Jumat, 22 November 2024

Walhi: Omnibus Law Bahaya Bagi Lingkungan

Laporan oleh Zumrotul Abidin
Bagikan
Rere Kristanto Direktur Eksekutif Wahana Lingkungan Hidup (Walhi) Jatim. Foto: Abidin suarasurabaya.net

Rere Kristanto Direktur Eksekutif Wahana Lingkungan Hidup (Walhi) Jatim menilai isi dari draft Rancangan Undang-Undang (RUU) Cipta Kerja sangat mengancam kelestarian lingkungan hidup. Peran rakyat sangat terbatas karena pengelolaan lingkungan jadi kewenangan pemerintah pusat.

“Hilangnya hak masyarakat untuk melakukan gugatan perizinan Amdal di PTUN. Kalau sebelumnya, begitu izin Amdal dikeluarkan, masyarakat bisa lakukan kontrol gugatan.
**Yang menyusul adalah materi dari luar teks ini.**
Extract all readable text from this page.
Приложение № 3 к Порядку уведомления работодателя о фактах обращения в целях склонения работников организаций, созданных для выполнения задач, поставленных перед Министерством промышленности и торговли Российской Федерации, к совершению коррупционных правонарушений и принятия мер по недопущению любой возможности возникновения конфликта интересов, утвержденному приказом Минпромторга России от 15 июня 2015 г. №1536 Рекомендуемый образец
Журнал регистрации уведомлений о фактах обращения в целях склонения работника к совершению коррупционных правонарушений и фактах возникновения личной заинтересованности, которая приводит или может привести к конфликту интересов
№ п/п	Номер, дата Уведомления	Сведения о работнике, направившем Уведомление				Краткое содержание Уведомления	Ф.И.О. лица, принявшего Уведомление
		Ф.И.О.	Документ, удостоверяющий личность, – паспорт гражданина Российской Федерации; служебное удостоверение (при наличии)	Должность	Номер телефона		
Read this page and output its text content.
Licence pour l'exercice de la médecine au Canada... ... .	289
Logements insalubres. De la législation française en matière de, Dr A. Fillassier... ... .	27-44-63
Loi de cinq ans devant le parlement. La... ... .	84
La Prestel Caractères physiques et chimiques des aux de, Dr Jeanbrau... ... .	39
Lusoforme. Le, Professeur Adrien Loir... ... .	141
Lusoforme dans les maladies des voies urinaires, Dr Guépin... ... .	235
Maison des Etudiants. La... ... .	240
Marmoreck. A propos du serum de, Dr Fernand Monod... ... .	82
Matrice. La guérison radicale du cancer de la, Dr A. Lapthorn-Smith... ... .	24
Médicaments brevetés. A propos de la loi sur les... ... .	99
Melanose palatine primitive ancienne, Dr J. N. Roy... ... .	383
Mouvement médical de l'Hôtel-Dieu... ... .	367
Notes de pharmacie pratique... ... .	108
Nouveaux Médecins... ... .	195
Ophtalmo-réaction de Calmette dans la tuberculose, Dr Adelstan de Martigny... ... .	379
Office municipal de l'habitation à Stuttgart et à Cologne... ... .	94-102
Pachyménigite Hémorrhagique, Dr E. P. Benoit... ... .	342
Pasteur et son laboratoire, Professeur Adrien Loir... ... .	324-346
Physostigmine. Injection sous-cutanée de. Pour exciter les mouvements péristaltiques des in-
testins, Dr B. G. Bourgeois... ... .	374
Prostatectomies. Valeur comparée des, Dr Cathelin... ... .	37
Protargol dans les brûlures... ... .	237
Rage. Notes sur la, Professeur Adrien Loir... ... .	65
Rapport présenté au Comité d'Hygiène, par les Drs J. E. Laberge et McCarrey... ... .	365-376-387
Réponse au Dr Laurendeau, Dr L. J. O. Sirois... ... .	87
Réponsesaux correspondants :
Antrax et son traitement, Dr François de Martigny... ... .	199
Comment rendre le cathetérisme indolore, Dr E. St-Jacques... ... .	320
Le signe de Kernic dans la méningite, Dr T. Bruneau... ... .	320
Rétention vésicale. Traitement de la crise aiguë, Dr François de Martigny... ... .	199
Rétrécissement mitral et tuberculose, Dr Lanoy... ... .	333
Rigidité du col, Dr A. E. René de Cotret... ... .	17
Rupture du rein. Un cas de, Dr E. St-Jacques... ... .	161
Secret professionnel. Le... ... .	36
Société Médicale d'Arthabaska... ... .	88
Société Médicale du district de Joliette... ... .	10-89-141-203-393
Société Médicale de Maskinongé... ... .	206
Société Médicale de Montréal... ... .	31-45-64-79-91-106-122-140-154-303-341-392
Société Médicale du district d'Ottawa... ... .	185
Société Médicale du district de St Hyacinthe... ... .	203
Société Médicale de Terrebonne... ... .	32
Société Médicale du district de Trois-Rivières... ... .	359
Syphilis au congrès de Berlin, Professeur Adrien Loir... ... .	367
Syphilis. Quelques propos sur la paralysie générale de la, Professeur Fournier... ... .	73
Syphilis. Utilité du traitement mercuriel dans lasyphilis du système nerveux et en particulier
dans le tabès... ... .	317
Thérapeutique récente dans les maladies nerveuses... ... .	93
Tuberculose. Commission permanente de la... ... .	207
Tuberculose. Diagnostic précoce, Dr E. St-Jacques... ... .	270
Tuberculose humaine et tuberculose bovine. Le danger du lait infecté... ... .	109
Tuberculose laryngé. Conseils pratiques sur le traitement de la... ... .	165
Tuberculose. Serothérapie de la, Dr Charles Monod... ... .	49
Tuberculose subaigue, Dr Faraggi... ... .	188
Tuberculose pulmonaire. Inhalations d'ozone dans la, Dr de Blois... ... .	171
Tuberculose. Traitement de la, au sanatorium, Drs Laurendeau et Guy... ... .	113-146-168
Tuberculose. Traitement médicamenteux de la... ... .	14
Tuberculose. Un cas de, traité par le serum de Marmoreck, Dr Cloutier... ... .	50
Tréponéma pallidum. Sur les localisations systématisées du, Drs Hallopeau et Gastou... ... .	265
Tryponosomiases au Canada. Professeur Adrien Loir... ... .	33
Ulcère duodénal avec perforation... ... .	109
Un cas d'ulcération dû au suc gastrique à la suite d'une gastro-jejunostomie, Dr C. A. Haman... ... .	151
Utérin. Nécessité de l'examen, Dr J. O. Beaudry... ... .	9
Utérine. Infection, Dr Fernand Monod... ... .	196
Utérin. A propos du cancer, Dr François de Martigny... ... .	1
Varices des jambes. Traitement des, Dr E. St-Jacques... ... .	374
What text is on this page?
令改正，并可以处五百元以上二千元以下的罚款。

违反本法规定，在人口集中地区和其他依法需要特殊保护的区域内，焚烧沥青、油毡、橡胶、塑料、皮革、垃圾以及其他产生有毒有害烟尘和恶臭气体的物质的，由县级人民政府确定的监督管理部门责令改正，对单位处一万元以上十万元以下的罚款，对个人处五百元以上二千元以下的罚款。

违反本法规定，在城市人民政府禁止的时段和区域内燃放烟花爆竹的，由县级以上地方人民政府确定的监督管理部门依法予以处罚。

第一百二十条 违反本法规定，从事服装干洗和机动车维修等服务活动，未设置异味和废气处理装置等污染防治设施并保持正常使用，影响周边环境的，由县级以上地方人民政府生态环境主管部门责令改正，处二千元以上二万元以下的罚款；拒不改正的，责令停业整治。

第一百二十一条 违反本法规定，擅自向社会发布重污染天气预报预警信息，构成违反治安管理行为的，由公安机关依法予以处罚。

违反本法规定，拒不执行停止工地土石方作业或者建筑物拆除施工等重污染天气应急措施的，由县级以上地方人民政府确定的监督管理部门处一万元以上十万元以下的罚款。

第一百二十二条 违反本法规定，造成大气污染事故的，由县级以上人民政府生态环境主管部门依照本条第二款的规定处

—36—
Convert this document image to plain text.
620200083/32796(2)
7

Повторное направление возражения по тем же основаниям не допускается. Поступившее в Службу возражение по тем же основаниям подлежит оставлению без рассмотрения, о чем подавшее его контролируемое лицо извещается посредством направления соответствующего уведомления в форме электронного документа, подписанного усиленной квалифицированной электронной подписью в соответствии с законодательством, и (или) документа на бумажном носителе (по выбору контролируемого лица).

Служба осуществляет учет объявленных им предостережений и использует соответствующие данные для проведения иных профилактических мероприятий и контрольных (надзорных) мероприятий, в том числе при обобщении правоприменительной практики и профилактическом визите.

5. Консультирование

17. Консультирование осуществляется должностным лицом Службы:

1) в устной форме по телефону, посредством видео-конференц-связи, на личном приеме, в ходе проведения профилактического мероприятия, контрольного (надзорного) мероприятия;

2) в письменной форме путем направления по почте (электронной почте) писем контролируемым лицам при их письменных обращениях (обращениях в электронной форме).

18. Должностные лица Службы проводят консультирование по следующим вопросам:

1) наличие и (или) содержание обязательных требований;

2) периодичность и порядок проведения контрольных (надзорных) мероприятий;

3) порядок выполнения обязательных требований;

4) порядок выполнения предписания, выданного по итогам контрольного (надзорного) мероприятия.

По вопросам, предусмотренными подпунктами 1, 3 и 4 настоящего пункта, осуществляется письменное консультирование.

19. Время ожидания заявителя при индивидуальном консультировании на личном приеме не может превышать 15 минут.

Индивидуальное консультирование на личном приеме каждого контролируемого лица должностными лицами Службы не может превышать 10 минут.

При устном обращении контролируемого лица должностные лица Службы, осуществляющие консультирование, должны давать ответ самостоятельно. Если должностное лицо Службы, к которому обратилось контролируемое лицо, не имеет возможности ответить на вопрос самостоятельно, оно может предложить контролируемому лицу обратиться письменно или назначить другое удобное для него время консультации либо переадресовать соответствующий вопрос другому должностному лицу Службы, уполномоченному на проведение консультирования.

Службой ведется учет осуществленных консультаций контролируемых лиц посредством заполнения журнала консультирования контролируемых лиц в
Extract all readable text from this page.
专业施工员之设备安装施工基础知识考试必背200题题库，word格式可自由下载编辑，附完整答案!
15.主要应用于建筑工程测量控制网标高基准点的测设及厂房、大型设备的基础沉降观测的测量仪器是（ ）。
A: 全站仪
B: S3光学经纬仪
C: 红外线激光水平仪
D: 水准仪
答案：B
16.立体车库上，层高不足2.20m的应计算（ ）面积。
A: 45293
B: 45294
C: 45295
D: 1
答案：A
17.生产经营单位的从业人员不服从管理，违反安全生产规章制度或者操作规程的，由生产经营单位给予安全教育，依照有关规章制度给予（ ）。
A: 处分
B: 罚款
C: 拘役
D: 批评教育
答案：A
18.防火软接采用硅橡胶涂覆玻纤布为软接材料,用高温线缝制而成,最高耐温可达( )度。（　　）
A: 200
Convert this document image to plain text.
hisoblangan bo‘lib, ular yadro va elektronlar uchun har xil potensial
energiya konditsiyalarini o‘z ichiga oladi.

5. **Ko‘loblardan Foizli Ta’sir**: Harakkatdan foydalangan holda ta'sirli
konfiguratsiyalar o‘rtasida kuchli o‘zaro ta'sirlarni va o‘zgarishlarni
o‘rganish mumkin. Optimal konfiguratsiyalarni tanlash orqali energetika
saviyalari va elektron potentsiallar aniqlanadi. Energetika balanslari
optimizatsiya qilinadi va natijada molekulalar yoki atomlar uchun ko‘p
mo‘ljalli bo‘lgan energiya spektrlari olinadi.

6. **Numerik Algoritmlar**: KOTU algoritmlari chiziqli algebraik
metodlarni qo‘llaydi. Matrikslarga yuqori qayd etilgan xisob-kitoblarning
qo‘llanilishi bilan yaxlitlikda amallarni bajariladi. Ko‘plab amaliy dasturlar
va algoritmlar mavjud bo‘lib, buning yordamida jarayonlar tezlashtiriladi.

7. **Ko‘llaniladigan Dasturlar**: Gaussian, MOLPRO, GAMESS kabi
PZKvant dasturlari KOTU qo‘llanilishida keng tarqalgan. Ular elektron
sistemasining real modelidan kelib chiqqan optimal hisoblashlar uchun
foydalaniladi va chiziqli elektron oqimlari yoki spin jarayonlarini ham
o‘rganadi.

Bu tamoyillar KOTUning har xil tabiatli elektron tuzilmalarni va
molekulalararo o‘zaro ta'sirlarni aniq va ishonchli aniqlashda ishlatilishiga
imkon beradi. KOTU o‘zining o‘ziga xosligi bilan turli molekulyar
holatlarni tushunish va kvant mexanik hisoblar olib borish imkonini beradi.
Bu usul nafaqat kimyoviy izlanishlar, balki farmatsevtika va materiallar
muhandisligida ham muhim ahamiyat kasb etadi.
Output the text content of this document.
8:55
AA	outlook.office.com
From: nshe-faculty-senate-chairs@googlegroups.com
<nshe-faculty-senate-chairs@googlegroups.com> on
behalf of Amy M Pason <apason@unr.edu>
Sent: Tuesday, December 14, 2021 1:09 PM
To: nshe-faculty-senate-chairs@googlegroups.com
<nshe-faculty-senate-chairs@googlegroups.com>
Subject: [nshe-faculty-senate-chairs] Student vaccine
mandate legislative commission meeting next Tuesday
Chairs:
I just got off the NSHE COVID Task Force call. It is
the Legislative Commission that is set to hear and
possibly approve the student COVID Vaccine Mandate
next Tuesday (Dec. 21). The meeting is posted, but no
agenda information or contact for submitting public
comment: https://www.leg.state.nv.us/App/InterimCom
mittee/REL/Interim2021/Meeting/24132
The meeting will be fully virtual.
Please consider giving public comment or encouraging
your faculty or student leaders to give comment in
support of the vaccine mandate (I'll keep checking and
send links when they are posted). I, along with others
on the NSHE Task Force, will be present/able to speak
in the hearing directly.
Nantinya akan banyak izin muncul tanpa pertimbangan masyarakat,” ujar Rere dalam konferensi pers rencana aksi tolak Omnibus Law di Kantor YLBHI-LBH Surabaya, Kamis (5/3/2020).

Menurut Rere, dengan regulasi disentralkan ke pemerintah pusat akan menimbulkan masalah karena pemerintah pusat tak tahu daya dukung dan daya tampung masing-masing pemerintah daerah.

“Harusnya Pemda. Karena Pemda lebih tahu. Tentu kalau ditarik ke pusat tidak akan tahu karakter daerah. Kemungkinan terjadi kongkalikong semakin besar. Kalau begitu otonomi daerah semakin hilang,” katanya.

Rere menilai, Omnibus Law akan semakin membawa Indonesia menuju pembangunan yang tidak sama sekali mengarah ke perlindungan kawasan hidup masyarakat.

“Mestinya yang harus dihitung kesejahteraan bukan hanya ekonomi tapi juga lingkungan. Bagaimana bisa membangun ekologi ekonomi kalau airnya tidak bisa diminum karena tercemar,” katanya.

Kajian Walhi tentang Bahaya Omnibus Law:

1.Liberalisasi perizinan tanpa prasyarat ekologi lingkungan. Tidak ada prasyaratnya sosial, ekonomi, dan amdal.

2. Hilangnya izin lingkungan. Padahal prasyarat perusahaan harus menjalani tata kelola yang baik. Dengan tidak adanya izin lingkungan tidak ada komitmen.

3. Melalui Omnibus Law, investor boleh ajukan rencana tata ruang dan wilayah (RTRW) selama pemda tidak mengajukan. Akhirnya akan saling mendahului antara investor dengan pemda.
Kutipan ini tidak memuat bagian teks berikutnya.